I don’t know if there is a name for the effect—“The Lenahan Effect,” perhaps?—by which a law firm’s willingness to pursue a spurious, unnecessary and excessive lawsuit against a former client for expressing his views about the firm’s work has the perverse effect of showing the world why that client feels the way he does, but that’s what the Lenahan lawsuit against “Ben” does.
That’s only my opinion, of course.
I’ve left some “bad reviews” in my time, too. And NEVER anonymously. I guess I’m in big trouble, huh?
ARGHHH! That’s another thing I forgot to mention! How damaging can an anonymous critique be? This law firm is astoundingly thin-skinned…makes me wonder if it has something to hide.

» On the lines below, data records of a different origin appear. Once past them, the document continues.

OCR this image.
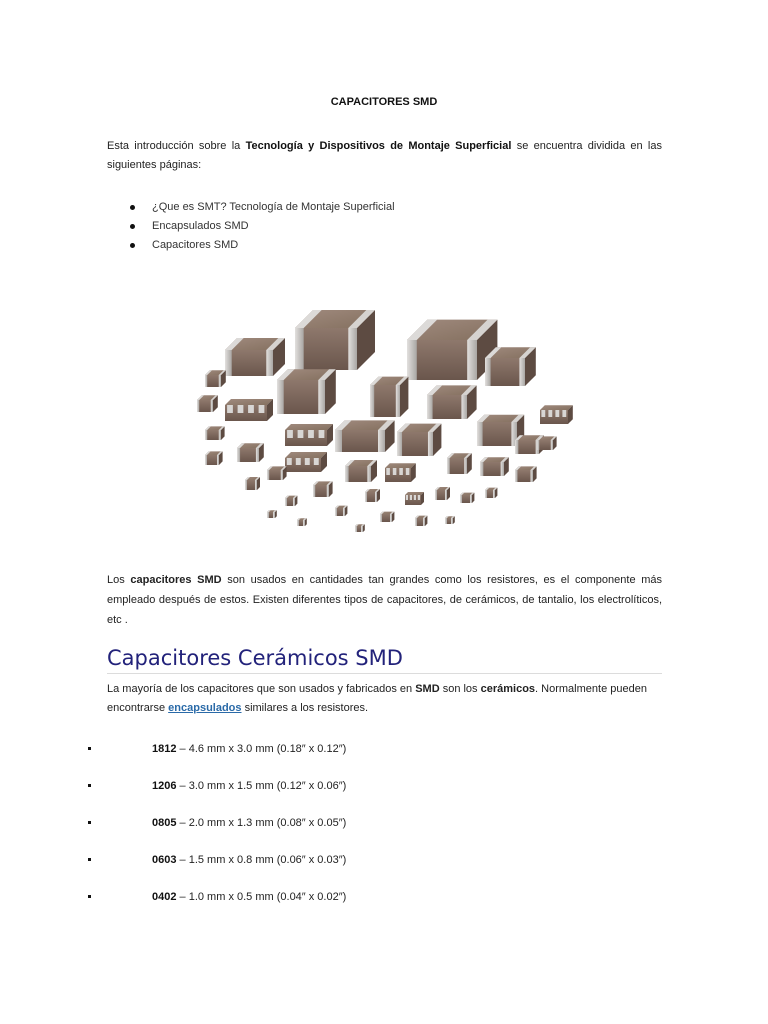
CAPACITORES SMD

Esta introducción sobre la Tecnología y Dispositivos de Montaje Superficial se encuentra dividida en las siguientes páginas:

¿Que es SMT? Tecnología de Montaje Superficial
Encapsulados SMD
Capacitores SMD

Los capacitores SMD son usados en cantidades tan grandes como los resistores, es el componente más empleado después de estos. Existen diferentes tipos de capacitores, de cerámicos, de tantalio, los electrolíticos, etc .

Capacitores Cerámicos SMD

La mayoría de los capacitores que son usados y fabricados en SMD son los cerámicos. Normalmente pueden encontrarse encapsulados similares a los resistores.

1812 – 4.6 mm x 3.0 mm (0.18″ x 0.12″)
1206 – 3.0 mm x 1.5 mm (0.12″ x 0.06″)
0805 – 2.0 mm x 1.3 mm (0.08″ x 0.05″)
0603 – 1.5 mm x 0.8 mm (0.06″ x 0.03″)
0402 – 1.0 mm x 0.5 mm (0.04″ x 0.02″)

It’s understandable that a public service firm wants to maintain a good reputation. However, the best way to do that is to DESERVE that good reputation through diligence and excellence. An astonishing number of firms (of all orders) these days prefer public relations ploys and aggressive “damage control” over worth of product. But the hard truth is that, even if your corporation is as diligent as possible, you’re not going to please every client.
That’s particularly true for a law firm! These people invited reviews… which is only proper. That have to expect that not all will be glowing. Their reaction to this one was not only unethical, but hypocritical… and will only serve to fuel speculation that their own eithics (and, therefore, worth of service) may have deserved that bad review.

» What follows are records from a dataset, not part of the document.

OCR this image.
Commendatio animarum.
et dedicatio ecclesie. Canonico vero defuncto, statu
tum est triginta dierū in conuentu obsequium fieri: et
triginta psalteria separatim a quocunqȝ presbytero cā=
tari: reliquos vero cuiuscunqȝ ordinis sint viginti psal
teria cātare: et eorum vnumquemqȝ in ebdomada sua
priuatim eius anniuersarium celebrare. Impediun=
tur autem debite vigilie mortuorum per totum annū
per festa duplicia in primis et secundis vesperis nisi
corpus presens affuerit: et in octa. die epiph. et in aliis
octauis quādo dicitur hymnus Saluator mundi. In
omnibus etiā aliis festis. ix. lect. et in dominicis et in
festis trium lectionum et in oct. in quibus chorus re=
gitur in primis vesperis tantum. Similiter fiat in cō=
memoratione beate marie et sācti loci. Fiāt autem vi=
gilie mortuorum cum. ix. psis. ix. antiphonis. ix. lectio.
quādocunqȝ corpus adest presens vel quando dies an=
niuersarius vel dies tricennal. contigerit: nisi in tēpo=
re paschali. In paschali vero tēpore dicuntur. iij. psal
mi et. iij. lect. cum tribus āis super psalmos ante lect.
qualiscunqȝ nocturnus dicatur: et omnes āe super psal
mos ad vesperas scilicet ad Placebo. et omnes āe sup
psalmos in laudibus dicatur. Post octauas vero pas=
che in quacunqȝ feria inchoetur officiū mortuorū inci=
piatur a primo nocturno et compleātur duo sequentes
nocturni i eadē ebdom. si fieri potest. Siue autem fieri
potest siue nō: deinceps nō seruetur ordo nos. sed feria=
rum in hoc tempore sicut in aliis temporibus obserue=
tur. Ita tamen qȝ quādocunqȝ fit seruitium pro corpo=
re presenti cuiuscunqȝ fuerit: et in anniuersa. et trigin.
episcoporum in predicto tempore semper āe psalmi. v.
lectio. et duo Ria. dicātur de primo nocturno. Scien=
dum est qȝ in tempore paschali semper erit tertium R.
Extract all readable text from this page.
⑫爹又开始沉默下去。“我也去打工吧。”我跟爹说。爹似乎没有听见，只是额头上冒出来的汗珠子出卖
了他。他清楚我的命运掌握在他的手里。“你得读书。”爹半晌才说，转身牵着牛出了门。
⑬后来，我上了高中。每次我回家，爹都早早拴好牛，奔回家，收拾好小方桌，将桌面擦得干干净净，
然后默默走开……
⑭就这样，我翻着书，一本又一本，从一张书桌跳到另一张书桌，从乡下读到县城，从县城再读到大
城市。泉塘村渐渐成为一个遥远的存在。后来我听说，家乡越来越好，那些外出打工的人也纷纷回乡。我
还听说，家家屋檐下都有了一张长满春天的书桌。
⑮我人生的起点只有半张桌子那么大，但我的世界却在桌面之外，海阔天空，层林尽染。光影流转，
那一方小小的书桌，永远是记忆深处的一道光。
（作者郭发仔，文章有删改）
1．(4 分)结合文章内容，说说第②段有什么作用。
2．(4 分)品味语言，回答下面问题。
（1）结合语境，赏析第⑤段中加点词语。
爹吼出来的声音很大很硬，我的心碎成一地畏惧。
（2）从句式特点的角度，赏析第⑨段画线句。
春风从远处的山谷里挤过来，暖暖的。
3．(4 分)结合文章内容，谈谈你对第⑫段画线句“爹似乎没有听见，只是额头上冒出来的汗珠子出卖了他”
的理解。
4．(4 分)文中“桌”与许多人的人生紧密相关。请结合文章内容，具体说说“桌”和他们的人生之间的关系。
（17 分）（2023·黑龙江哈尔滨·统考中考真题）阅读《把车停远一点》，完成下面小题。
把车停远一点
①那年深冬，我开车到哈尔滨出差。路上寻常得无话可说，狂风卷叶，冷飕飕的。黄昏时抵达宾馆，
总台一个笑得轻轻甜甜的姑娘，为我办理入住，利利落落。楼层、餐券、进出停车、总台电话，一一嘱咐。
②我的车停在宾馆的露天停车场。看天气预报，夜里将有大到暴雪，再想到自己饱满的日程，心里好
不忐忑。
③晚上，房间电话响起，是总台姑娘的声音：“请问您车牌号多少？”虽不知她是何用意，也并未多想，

As a non-lawyer, I may have been toiling under a false impression that lawyers were preselected for intelligence. It can’t be possible that a law firm, 20-plus people who studied the law for three years and practiced it another 15 or so, is dumb enough to swing at libel law and the First Amendment and miss this badly. The only alternative is that they cynically hope that the biggest company on the Internet has a legal department that doesn’t understand what a ninth-grader (at the very latest) should be able to cite Supreme Court precedent for.
Lawyers often threaten lawsuits that they know have no merit. And I think it is unethical, not to mention despicable.
UGH … this is right up there with the doctors who make patients sign forms (under pain and penalty of perjury) swearing that they will not review them on on-line sites like RateMD and Vitals BEFORE they will agree to see them as patients. I would leave the office before I’d sign such a document.